Imagine that you're on an X terminal at work.  You have clients
connected to your terminal from 47 different servers that you
administer.  Maybe you have firefox open from a workstation you
administer at customer A who is having firewall issues and you're
trying to get a sense of what things look like from inside.  Perhaps
you have a mail client open on customer B's server.  You punch in your
password for customer B so that the mail client can retrieve your mail
there, and now the trojaned firefox at customer A has your password
credentials for customer B.  So, you have things like the feature in
xterm which captures all keyboard input so that you can enter a
password securely, but it probably breaks things like copy/paste and
you have to toggle it on/off since while it is on no other window on
your server can listen to the keyboard.

This wasn't really how X11 ended up being used, but back in the day it
was how it was designed to work.  Well, except for the part where X11
is crippled when you have more than a few milliseconds in latency, so
nobody runs clients on remote servers.  But, you still get all the
baggage.

I'm not familiar with the internals of pinentry, but this probably why
you're frustrated with it.

In any case, I suspect that gpg-agent is actually serving passwords to
openssh, so the file you want is ~/.gnupg/gpg-agent.conf - it probably
contains the line pinentry-program /usr/bin/pinentry.  If you trust
all your X clients you can set the option no-grab in the file which
will probably allow copy/paste/etc to work with the entry window.

Rich



Re: [gentoo-user] How does ssh know to use pinentry?

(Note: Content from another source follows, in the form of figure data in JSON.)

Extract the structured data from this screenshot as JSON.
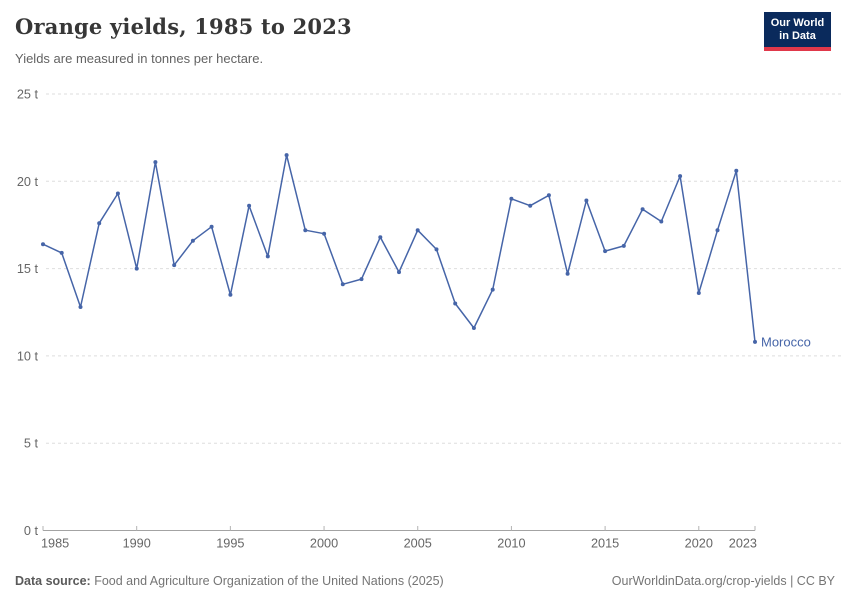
{
  "header": {
    "title": "Orange yields, 1985 to 2023",
    "subtitle": "Yields are measured in tonnes per hectare.",
    "logo": {
      "line1": "Our World",
      "line2": "in Data"
    }
  },
  "footer": {
    "source_label": "Data source:",
    "source_text": " Food and Agriculture Organization of the United Nations (2025)",
    "attribution": "OurWorldinData.org/crop-yields | CC BY"
  },
  "chart_data": {
    "type": "line",
    "title": "Orange yields, 1985 to 2023",
    "subtitle": "Yields are measured in tonnes per hectare.",
    "xlabel": "",
    "ylabel": "tonnes per hectare",
    "unit_suffix": " t",
    "xlim": [
      1985,
      2023
    ],
    "ylim": [
      0,
      25
    ],
    "grid": "dashed-horizontal",
    "legend_position": "end-of-line-label",
    "x_ticks": [
      1985,
      1990,
      1995,
      2000,
      2005,
      2010,
      2015,
      2020,
      2023
    ],
    "y_ticks": [
      0,
      5,
      10,
      15,
      20,
      25
    ],
    "series": [
      {
        "name": "Morocco",
        "color": "#4665a8",
        "x": [
          1985,
          1986,
          1987,
          1988,
          1989,
          1990,
          1991,
          1992,
          1993,
          1994,
          1995,
          1996,
          1997,
          1998,
          1999,
          2000,
          2001,
          2002,
          2003,
          2004,
          2005,
          2006,
          2007,
          2008,
          2009,
          2010,
          2011,
          2012,
          2013,
          2014,
          2015,
          2016,
          2017,
          2018,
          2019,
          2020,
          2021,
          2022,
          2023
        ],
        "values": [
          16.4,
          15.9,
          12.8,
          17.6,
          19.3,
          15.0,
          21.1,
          15.2,
          16.6,
          17.4,
          13.5,
          18.6,
          15.7,
          21.5,
          17.2,
          17.0,
          14.1,
          14.4,
          16.8,
          14.8,
          17.2,
          16.1,
          13.0,
          11.6,
          13.8,
          19.0,
          18.6,
          19.2,
          14.7,
          18.9,
          16.0,
          16.3,
          18.4,
          17.7,
          20.3,
          13.6,
          17.2,
          20.6,
          10.8
        ]
      }
    ]
  }
}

2014-07-05 Thread Chris Stankevitz
On Sat, Jul 5, 2014 at 7:57 PM, Rich Freeman ri...@gentoo.org wrote:
 In any case, I suspect that gpg-agent is actually serving passwords to
 openssh, so the file you want is ~/.gnupg/gpg-agent.conf - it probably
 contains the line pinentry-program /usr/bin/pinentry.  If you trust
 all your X clients you can set the option no-grab in the file which
 will probably allow copy/paste/etc to work with the entry window.

Rich,

Thank you, I will give that a shot.  FYI I discovered:

declare -x GPG_AGENT_INFO=/tmp/gpg-2uVMfE/S.gpg-agent:26095:1

When I unset this env variable, ssh stopped trying to use pinentry to
acquire my passphrase.  However, I still do not understand how that
variable got set or how/why ssh behaves differently when it is set.